Article 1er : Le jugement n° 1804025 du tribunal administratif de Toulon du 26 novembre 2020 est annulé en tant que, par son article 4, il rejette les demandes indemnitaires du centre hospitalier de la Dracénie dirigées contre la société Premys, anciennement Genier Deforge.

Article 2 : Ces demandes sont rejetées.

Article 3 : Le montant de la condamnation de la société Qualiconsult Immobilier prononcée par l'article 1er du jugement du 26 novembre 2020 est porté de 38 726,40 euros toutes taxes comprises à 203 400,30 euros toutes taxes comprises. Cette somme portera intérêts à compter du 11 février 2016. Les intérêts échus au 12 février 2017 seront capitalisés pour produire eux-mêmes des intérêts, ainsi qu'à chaque échéance annuelle à compter de cette date.
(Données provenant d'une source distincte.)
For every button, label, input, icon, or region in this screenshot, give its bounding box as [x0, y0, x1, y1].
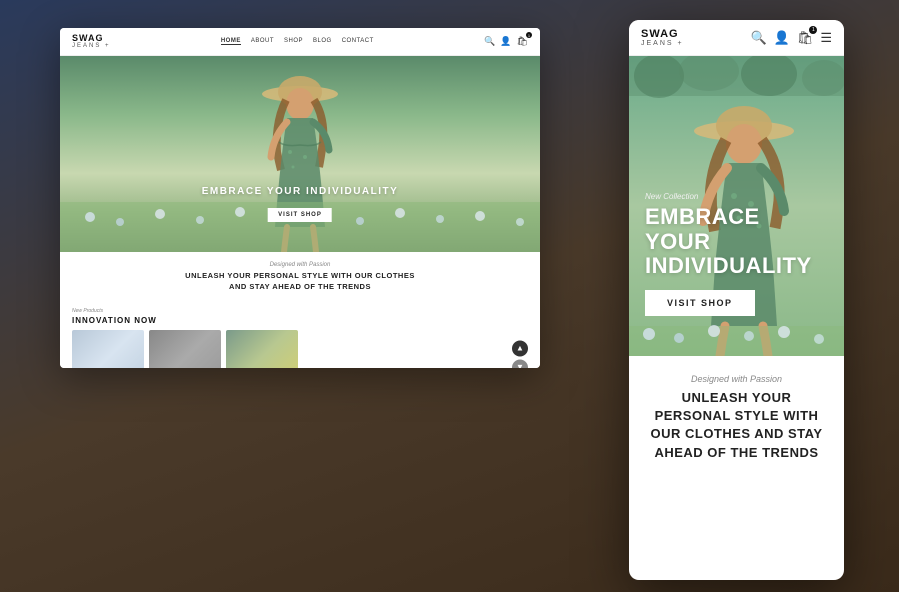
mobile-hero-overlay: New Collection EMBRACE YOUR INDIVIDUALIT…	[645, 192, 828, 316]
search-icon[interactable]: 🔍	[484, 36, 495, 47]
desktop-products: New Products INNOVATION NOW ▲ ▼	[60, 302, 540, 368]
mobile-logo: SWAG JEANS +	[641, 29, 684, 47]
desktop-navbar: SWAG JEANS + HOME ABOUT SHOP BLOG CONTAC…	[60, 28, 540, 56]
desktop-headline-line2: AND STAY AHEAD OF THE TRENDS	[229, 282, 371, 291]
mobile-nav-icons: 🔍 👤 🛍 1 ☰	[750, 30, 832, 46]
desktop-designed-with: Designed with Passion	[80, 262, 520, 268]
desktop-hero-text: EMBRACE YOUR INDIVIDUALITY VISIT SHOP	[202, 186, 399, 222]
desktop-logo: SWAG JEANS +	[72, 34, 111, 49]
scene: SWAG JEANS + HOME ABOUT SHOP BLOG CONTAC…	[0, 0, 899, 592]
desktop-innovation-title: INNOVATION NOW	[72, 316, 528, 325]
cart-icon: 🛍	[517, 36, 528, 46]
carousel-buttons: ▲ ▼	[512, 340, 528, 368]
mobile-hero-title-line1: EMBRACE YOUR	[645, 204, 760, 253]
mobile-unleash-text: UNLEASH YOUR PERSONAL STYLE WITH OUR CLO…	[645, 389, 828, 462]
desktop-section: Designed with Passion UNLEASH YOUR PERSO…	[60, 252, 540, 302]
mobile-hero-title-line2: INDIVIDUALITY	[645, 253, 812, 278]
mobile-cart-badge: 1	[809, 26, 817, 34]
desktop-nav-home[interactable]: HOME	[221, 38, 241, 45]
cart-badge: 1	[526, 32, 532, 38]
desktop-unleash-text: UNLEASH YOUR PERSONAL STYLE WITH OUR CLO…	[80, 271, 520, 292]
product-thumb-1[interactable]	[72, 330, 144, 368]
desktop-nav-icons: 🔍 👤 🛍 1	[484, 36, 528, 47]
mobile-section: Designed with Passion UNLEASH YOUR PERSO…	[629, 356, 844, 480]
mobile-hero: New Collection EMBRACE YOUR INDIVIDUALIT…	[629, 56, 844, 356]
product-thumb-2[interactable]	[149, 330, 221, 368]
mobile-mockup: SWAG JEANS + 🔍 👤 🛍 1 ☰	[629, 20, 844, 580]
desktop-visit-shop-button[interactable]: VISIT SHOP	[268, 208, 332, 222]
mobile-headline-line2: PERSONAL STYLE WITH	[655, 408, 819, 423]
mobile-menu-icon[interactable]: ☰	[820, 30, 832, 46]
desktop-nav-about[interactable]: ABOUT	[251, 38, 274, 45]
desktop-nav-contact[interactable]: CONTACT	[342, 38, 374, 45]
mobile-new-collection-tag: New Collection	[645, 192, 828, 201]
desktop-product-thumbs: ▲ ▼	[72, 330, 528, 368]
desktop-hero-tagline: EMBRACE YOUR INDIVIDUALITY	[202, 186, 399, 197]
mobile-brand-sub: JEANS +	[641, 40, 684, 47]
mobile-designed-with: Designed with Passion	[645, 374, 828, 384]
product-thumb-3[interactable]	[226, 330, 298, 368]
mobile-headline-line1: UNLEASH YOUR	[682, 390, 792, 405]
desktop-nav: HOME ABOUT SHOP BLOG CONTACT	[221, 38, 374, 45]
mobile-navbar: SWAG JEANS + 🔍 👤 🛍 1 ☰	[629, 20, 844, 56]
user-icon[interactable]: 👤	[500, 36, 511, 47]
carousel-next-button[interactable]: ▲	[512, 340, 528, 356]
mobile-visit-shop-button[interactable]: VISIT SHOP	[645, 290, 755, 316]
cart-icon-wrapper[interactable]: 🛍 1	[517, 36, 528, 47]
desktop-mockup: SWAG JEANS + HOME ABOUT SHOP BLOG CONTAC…	[60, 28, 540, 368]
desktop-nav-blog[interactable]: BLOG	[313, 38, 332, 45]
desktop-hero: EMBRACE YOUR INDIVIDUALITY VISIT SHOP	[60, 56, 540, 252]
carousel-prev-button[interactable]: ▼	[512, 359, 528, 368]
mobile-brand-name: SWAG	[641, 29, 684, 40]
desktop-brand-name: SWAG	[72, 34, 111, 43]
mobile-headline-line3: OUR CLOTHES AND STAY	[650, 426, 822, 441]
desktop-nav-shop[interactable]: SHOP	[284, 38, 303, 45]
mobile-headline-line4: AHEAD OF THE TRENDS	[654, 445, 818, 460]
mobile-hero-title: EMBRACE YOUR INDIVIDUALITY	[645, 205, 828, 278]
mobile-user-icon[interactable]: 👤	[774, 30, 790, 46]
mobile-search-icon[interactable]: 🔍	[750, 30, 766, 46]
desktop-brand-sub: JEANS +	[72, 43, 111, 49]
desktop-new-products-label: New Products	[72, 308, 528, 314]
desktop-headline-line1: UNLEASH YOUR PERSONAL STYLE WITH OUR CLO…	[185, 271, 415, 280]
mobile-cart-wrapper[interactable]: 🛍 1	[797, 30, 814, 46]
Article 4 : L'article 1er du jugement est réformé en ce qu'il a de contraire à l'article 3 du présent arrêt.

Article 5 : La société Qualiconsult Immobilier versera au centre hospitalier de la Dracénie une somme de 2 000 euros au titre de l'article L. 761-1 du code de justice administrative.

Article 6 : Le surplus des conclusions des parties est rejeté.

Article 7 : Le présent arrêt sera notifié au centre hospitalier de la Dracénie, à la société Premys et à la société Qualiconsult Immobilier.

Délibéré après l'audience du 30 janvier 2023, où siégeaient :

- M. Renaud Thielé, président assesseur, présidant la formation de jugement en application de l'article R. 222-26 du code de justice administrative,

- Mme Isabelle Gougot, première conseillère,

- Mme Isabelle Ruiz, première conseillère.

Rendu public par mise à disposition au greffe, le 13 février 2023.